That the hyperlink is broken is overdetermined.
Yes, they're blind. They're also kind of dumb.
Links are meant to document relationships between content. Consider a very simple type of link: a reference for a quotation, like the following which I wrestled with throughout my years in graduate school:
Mill Quotation
I regard utility as the ultimate appeal on all ethical questions; but it must be utility in the largest sense, grounded on the permanent interests of man as a progressive being.
John Stuart Mill, On Liberty
A human can look at this passage and know that the hyperlink most likely points to the source of the original quotation.

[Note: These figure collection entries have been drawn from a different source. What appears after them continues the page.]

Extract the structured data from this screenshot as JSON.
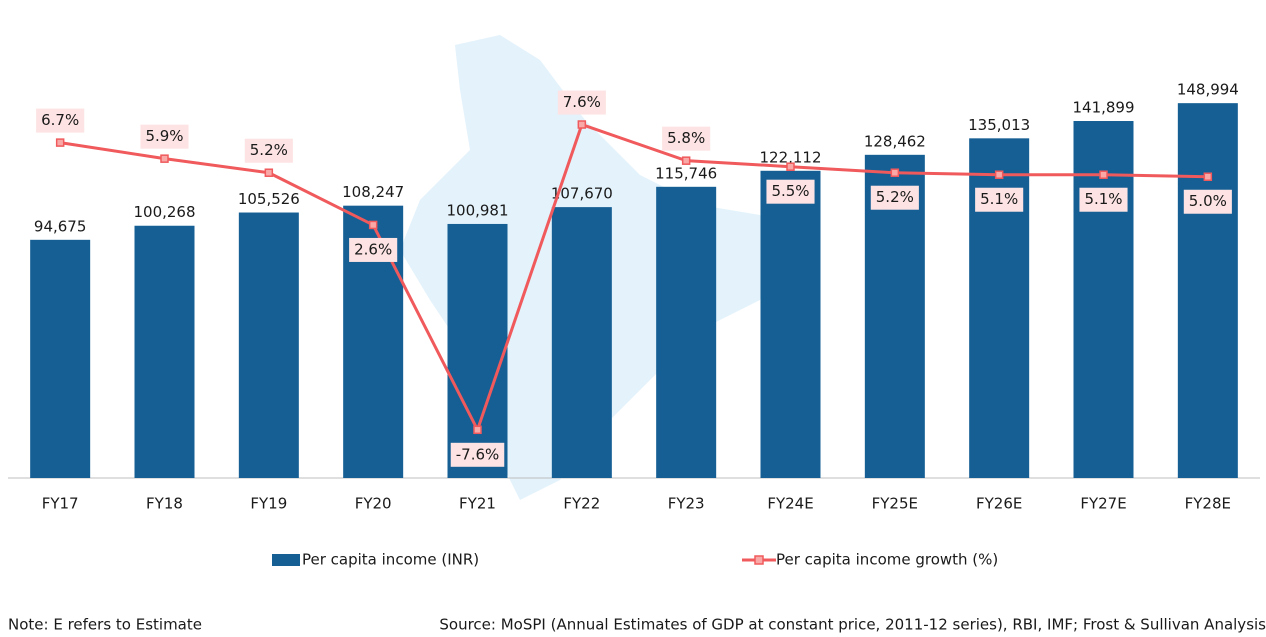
{
  "chart_data": {
    "type": "bar-line",
    "categories": [
      "FY17",
      "FY18",
      "FY19",
      "FY20",
      "FY21",
      "FY22",
      "FY23",
      "FY24E",
      "FY25E",
      "FY26E",
      "FY27E",
      "FY28E"
    ],
    "series": [
      {
        "name": "Per capita income (INR)",
        "type": "bar",
        "color": "#155f94",
        "values": [
          94675,
          100268,
          105526,
          108247,
          100981,
          107670,
          115746,
          122112,
          128462,
          135013,
          141899,
          148994
        ],
        "value_labels": [
          "94,675",
          "100,268",
          "105,526",
          "108,247",
          "100,981",
          "107,670",
          "115,746",
          "122,112",
          "128,462",
          "135,013",
          "141,899",
          "148,994"
        ]
      },
      {
        "name": "Per capita income growth (%)",
        "type": "line",
        "axis": "y2",
        "color": "#f05a5c",
        "values": [
          6.7,
          5.9,
          5.2,
          2.6,
          -7.6,
          7.6,
          5.8,
          5.5,
          5.2,
          5.1,
          5.1,
          5.0
        ],
        "value_labels": [
          "6.7%",
          "5.9%",
          "5.2%",
          "2.6%",
          "-7.6%",
          "7.6%",
          "5.8%",
          "5.5%",
          "5.2%",
          "5.1%",
          "5.1%",
          "5.0%"
        ]
      }
    ],
    "ylim": [
      0,
      190000
    ],
    "y2lim": [
      -10,
      13.8
    ],
    "note": "Note: E refers to Estimate",
    "source": "Source: MoSPI (Annual Estimates of GDP at constant price, 2011-12 series), RBI, IMF; Frost & Sullivan Analysis"
  }
}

If we were to state that relationship formally, it would look something like:
Quotation publishedIn Source
Obvious enough, right?
But now suppose that you are a machine whose job is to help people find content. Because you're a machine, you're a bit limited. You understand syntax, but not semantics. So all you see is a string of text that matches the string of text someone has queried. And you can see that there are a couple of linksāone right before the string and one right after. If you follow those links, you'll see more strings of text in both places.
As a machine, what will you know having followed those links?
Basically nothing.
You have no idea why the different things are linked, only that they are connected. What's more, if you found the graduate school or the reference passage first, you wouldn't even know that this page exists. The link you've found goes from the quotation to the source. But it doesn't go the other way.
If you'd been asked the question, "Where has this passage been quoted," the question would basically be unanswerable, at least via standard hyperlinks.
Luckily, there are ways to make links smarter. That starts with making them bidirectional.
The typical hyperlink has a third fatal flaw, through in this case the problem isn't really with the link itself. The problem is that links mostly point to pages. But it's pretty rare that anyone wants to transclude an entire page. Much more common is to include a few words, sentences, maybe even a couple of paragraphs.